The majority of the Tobacco Root Mountains are located within the Beaverhead-Deerlodge National Forest, which manages the area partially for foot-based travel and partially for motorized use. There are quite a few trails that bring hikers into the alpine of the Tobacco Roots, though there are also a number of motorized access roads that bring ATVs and dirt bikes deep into the backcountry of the range, which has caused some controversy in recent years.
The Tobacco Roots are home to some stunning scenery and an amazing assortment of wildflowers during the spring and summer months, making them an ideal destination for a backcountry adventure. The range also contains a great collection of alpine lakes and jagged summits, so there are plenty of exciting hiking opportunities in the Tobacco Roots for every outdoor enthusiast.
There are dozens of trails within the Tobacco Root Mountains, some of which also allow motorized travel. Here are some of the most popular hiking areas in the range:
This incredibly popular hike is a 7 mile (11.3km) out-and-back trail that takes you on a fairly level path to see the beautiful Louis Lake. Louis Lake is an alpine oasis, high in the mountains, with great connections to other, more remote adventures. Due to heavy snowfall in the region, this hike is best as a late-summer adventure, particularly after mid-July when most of the snow has melted.
Located in the eastern portion of the Tobacco Root Mountains, the Hollowtop Lake trail is a 12.5 mile (20.1km) loop hike. Along the way, you’ll get to see a gorgeous alpine lake that’s surrounded by amazingly high peaks and fantastic alpine meadows. Do keep in mind, though, that the first 1.5 miles of the trail are a multi-use trail where ATVs and dirt bikes are allowed.
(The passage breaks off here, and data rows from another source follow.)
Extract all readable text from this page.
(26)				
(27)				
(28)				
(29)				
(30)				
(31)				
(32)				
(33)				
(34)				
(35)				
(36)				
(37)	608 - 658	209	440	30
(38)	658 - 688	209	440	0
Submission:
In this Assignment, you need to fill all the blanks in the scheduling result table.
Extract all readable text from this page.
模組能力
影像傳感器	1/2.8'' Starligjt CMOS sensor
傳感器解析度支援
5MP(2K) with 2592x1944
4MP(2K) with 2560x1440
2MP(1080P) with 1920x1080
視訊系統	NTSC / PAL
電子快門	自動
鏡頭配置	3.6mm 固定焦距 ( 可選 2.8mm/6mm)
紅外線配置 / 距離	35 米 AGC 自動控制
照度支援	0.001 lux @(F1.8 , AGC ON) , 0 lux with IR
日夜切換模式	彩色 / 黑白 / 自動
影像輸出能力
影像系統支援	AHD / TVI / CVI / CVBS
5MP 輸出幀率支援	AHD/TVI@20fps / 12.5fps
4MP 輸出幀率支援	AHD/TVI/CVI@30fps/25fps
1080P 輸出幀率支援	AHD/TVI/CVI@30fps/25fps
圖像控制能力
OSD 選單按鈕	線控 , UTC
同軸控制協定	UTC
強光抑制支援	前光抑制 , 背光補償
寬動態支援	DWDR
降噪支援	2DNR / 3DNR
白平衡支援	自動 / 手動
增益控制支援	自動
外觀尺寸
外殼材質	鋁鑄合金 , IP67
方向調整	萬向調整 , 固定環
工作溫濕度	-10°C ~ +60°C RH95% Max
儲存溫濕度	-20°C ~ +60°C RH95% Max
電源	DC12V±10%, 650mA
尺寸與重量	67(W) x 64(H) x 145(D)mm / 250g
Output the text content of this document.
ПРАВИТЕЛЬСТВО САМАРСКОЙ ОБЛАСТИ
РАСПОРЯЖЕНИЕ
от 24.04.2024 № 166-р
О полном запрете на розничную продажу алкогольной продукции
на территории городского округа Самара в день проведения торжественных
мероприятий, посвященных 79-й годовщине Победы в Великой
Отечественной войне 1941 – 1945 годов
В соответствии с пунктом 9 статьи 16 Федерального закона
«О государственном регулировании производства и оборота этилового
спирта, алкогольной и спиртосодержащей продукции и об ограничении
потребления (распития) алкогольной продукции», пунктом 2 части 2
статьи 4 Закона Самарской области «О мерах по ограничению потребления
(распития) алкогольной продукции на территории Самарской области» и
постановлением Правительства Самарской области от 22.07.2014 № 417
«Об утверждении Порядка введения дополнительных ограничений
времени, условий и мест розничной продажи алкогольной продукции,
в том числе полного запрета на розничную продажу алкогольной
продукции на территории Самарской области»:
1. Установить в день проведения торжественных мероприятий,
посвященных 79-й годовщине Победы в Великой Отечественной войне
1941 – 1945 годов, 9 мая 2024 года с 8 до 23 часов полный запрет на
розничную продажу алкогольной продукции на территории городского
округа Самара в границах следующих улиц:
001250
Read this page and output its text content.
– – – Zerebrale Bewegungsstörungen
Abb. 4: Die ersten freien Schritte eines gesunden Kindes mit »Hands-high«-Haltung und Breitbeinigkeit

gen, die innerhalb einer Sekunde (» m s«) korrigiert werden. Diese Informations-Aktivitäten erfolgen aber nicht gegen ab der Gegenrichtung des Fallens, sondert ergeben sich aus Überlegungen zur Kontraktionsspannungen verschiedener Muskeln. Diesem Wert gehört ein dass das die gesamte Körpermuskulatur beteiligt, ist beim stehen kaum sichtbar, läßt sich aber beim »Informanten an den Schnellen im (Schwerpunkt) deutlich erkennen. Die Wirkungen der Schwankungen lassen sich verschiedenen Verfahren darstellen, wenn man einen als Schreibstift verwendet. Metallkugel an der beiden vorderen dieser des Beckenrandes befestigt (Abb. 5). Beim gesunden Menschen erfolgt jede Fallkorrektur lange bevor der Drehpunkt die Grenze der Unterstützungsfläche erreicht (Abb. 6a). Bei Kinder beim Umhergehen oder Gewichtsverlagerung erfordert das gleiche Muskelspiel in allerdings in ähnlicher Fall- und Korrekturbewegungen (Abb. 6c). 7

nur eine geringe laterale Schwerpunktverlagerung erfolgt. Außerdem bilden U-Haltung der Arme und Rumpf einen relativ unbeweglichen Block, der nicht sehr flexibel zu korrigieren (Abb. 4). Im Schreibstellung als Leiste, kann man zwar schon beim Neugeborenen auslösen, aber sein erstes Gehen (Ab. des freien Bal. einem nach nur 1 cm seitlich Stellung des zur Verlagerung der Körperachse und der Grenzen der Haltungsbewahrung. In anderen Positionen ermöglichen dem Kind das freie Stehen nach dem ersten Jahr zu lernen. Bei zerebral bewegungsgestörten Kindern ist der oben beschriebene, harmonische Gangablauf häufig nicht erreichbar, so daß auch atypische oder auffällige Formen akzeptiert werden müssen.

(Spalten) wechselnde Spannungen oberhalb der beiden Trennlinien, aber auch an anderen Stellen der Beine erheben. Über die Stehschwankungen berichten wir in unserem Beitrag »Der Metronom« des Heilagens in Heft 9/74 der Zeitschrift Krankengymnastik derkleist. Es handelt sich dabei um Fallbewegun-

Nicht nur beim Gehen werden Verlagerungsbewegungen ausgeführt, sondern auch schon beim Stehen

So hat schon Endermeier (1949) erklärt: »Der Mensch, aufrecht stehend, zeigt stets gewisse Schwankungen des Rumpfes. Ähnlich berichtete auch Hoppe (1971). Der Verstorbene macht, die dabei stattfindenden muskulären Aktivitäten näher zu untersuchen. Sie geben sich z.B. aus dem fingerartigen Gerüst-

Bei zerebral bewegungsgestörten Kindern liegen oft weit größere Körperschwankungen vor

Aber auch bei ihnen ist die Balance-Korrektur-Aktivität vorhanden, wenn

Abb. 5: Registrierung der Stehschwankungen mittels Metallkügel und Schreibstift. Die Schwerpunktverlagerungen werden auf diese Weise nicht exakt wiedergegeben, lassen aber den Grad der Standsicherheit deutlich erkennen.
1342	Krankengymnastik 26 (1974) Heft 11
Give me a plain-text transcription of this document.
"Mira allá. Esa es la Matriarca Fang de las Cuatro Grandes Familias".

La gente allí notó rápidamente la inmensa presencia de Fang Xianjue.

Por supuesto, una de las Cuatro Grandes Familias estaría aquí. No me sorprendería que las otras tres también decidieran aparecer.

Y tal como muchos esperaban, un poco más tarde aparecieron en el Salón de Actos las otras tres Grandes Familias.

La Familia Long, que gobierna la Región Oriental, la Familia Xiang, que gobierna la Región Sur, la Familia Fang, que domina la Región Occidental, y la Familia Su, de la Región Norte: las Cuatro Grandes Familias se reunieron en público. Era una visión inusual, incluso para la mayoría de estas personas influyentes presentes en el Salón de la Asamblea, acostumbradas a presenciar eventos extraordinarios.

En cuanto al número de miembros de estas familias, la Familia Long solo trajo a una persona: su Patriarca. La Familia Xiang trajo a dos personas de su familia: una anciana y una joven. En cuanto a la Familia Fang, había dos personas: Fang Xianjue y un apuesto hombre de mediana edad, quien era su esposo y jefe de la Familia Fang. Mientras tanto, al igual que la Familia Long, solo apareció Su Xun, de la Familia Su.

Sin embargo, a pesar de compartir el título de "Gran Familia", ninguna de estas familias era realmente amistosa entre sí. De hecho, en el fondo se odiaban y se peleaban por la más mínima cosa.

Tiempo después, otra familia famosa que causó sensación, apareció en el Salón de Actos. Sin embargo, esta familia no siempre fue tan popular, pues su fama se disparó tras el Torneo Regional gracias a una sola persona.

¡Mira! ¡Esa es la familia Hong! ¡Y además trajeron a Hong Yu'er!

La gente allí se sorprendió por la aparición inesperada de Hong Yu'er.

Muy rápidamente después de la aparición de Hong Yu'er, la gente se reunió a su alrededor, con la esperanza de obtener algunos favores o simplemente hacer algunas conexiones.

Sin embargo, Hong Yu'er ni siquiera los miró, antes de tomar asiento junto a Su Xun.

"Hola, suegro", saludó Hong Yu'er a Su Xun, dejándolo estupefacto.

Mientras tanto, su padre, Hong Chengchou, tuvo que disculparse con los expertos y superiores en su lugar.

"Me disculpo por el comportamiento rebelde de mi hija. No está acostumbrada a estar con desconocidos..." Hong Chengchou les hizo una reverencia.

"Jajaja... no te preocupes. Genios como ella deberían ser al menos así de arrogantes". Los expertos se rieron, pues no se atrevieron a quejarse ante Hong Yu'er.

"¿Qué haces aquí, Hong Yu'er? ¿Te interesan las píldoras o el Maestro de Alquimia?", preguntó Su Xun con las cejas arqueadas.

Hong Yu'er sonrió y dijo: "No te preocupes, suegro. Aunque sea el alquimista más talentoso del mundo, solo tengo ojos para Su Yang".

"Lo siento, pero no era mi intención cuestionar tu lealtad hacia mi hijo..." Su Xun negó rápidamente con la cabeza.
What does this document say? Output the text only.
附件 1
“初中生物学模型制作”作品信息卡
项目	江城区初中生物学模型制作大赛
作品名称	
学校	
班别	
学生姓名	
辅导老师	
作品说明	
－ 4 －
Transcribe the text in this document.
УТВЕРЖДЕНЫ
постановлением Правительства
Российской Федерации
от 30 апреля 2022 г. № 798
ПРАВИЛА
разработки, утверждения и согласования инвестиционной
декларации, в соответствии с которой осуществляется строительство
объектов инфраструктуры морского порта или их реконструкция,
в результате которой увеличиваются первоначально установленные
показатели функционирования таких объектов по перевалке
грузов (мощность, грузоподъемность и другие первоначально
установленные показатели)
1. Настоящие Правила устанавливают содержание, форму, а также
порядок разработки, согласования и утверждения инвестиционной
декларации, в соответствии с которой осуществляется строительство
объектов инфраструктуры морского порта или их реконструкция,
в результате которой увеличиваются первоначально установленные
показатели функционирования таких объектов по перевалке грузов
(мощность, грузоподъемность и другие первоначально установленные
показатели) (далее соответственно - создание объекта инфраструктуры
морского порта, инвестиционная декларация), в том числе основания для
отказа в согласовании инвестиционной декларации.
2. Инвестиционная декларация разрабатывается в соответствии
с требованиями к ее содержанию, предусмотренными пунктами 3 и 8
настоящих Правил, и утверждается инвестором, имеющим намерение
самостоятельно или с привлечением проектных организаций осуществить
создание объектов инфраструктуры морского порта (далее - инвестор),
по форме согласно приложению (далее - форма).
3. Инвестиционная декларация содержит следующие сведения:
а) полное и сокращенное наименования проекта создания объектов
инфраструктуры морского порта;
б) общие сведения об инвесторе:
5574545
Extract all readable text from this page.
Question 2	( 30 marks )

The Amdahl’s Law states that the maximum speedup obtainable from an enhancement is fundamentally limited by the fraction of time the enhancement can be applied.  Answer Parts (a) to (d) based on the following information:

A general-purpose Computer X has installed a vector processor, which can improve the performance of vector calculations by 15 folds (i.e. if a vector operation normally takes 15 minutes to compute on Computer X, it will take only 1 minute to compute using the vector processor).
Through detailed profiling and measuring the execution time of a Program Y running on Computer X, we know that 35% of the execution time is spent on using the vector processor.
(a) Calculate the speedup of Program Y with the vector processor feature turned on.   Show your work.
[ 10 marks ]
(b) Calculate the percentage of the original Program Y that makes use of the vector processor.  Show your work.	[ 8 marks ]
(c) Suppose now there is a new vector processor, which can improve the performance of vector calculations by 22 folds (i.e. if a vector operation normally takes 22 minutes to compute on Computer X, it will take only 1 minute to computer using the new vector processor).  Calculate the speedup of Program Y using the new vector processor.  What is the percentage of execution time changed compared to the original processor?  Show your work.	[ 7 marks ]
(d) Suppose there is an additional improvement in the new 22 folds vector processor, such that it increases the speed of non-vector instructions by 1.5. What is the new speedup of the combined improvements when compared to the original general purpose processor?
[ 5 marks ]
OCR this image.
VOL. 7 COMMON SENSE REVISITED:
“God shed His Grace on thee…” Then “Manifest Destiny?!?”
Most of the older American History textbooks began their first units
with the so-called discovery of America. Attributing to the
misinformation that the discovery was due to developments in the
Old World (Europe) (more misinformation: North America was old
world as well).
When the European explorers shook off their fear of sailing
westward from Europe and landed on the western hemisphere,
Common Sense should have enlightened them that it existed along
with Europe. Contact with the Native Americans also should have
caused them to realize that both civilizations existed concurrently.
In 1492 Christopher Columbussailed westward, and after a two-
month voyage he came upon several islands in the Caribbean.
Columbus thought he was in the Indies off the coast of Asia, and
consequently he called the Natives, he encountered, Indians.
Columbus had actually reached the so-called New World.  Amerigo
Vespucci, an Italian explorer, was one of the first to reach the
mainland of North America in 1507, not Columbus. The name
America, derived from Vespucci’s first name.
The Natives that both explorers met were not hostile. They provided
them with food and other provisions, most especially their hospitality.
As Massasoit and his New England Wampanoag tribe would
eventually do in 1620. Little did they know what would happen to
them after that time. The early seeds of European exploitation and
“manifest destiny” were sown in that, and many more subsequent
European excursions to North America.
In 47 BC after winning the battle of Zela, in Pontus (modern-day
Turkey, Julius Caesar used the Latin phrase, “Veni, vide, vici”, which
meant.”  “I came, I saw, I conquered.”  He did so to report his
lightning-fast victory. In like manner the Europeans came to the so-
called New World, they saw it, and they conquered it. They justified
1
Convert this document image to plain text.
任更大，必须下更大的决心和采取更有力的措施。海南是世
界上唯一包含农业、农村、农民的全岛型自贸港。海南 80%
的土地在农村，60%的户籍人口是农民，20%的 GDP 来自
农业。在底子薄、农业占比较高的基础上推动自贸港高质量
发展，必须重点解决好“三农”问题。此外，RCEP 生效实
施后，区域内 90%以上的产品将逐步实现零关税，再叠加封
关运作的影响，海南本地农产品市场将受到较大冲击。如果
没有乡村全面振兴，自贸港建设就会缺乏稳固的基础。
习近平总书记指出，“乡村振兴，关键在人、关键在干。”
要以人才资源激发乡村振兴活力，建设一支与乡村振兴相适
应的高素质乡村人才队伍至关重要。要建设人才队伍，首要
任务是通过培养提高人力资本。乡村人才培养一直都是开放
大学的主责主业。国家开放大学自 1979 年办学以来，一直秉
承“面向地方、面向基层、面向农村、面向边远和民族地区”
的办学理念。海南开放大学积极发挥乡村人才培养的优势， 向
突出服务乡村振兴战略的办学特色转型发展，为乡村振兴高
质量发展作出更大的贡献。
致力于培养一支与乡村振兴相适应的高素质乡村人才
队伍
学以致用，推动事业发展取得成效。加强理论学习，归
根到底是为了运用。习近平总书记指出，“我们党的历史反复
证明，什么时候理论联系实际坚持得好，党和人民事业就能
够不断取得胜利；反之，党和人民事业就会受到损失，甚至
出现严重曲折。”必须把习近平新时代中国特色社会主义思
Past that point, though, you can enjoy the wilderness on a short day trip or camping overnight at Hollow Top Lake.
As the first and third highest peaks in the Tobacco Roots, Hollowtop Mountain and Mount Jefferson are worthy hiking destinations for experienced climbers. The most popular approach to the peaks starts from the North Willow Creek Trailhead near the town of Pony, Montana and starts off on the trail to Hollowtop Lake.
From there, you can continue on toward the southern face of Mount Jefferson, scrambling up very loose scree on your way to the summit. After tagging Jefferson, willing climbers can make their way north to the summit of Hollowtop for fantastic views of the surrounding landscape. This hike requires scrambling and off-trail travel, so it’s best for experienced backcountry travelers that want to get up high in the alpine of the Tobacco Root Mountains.
Here are some of the largest cities near the Tobacco Root Mountains:
Bozeman is located to the east of the Tobacco Root Mountains and is home to nearly 50,000 people, making it the fourth-largest city in Montana. The city is a well-known hub for outdoor activities and has a busy airport that offers great connections to major cities around the American West.
The city of Butte is located to the northwest of the Tobacco Root Mountains and is home to about 33,000 people, making it the fifth-largest city in Montana, after Bozeman. Butte got its start as a mining camp but is now one of Montana’s most industrial cities. Although it doesn’t have great air links to other major cities like Bozeman does, Butte is located at the intersection of I-90 and I-15, so it’s a great place to stop if you’re driving to the Tobacco Roots from the south, north, or west of the range.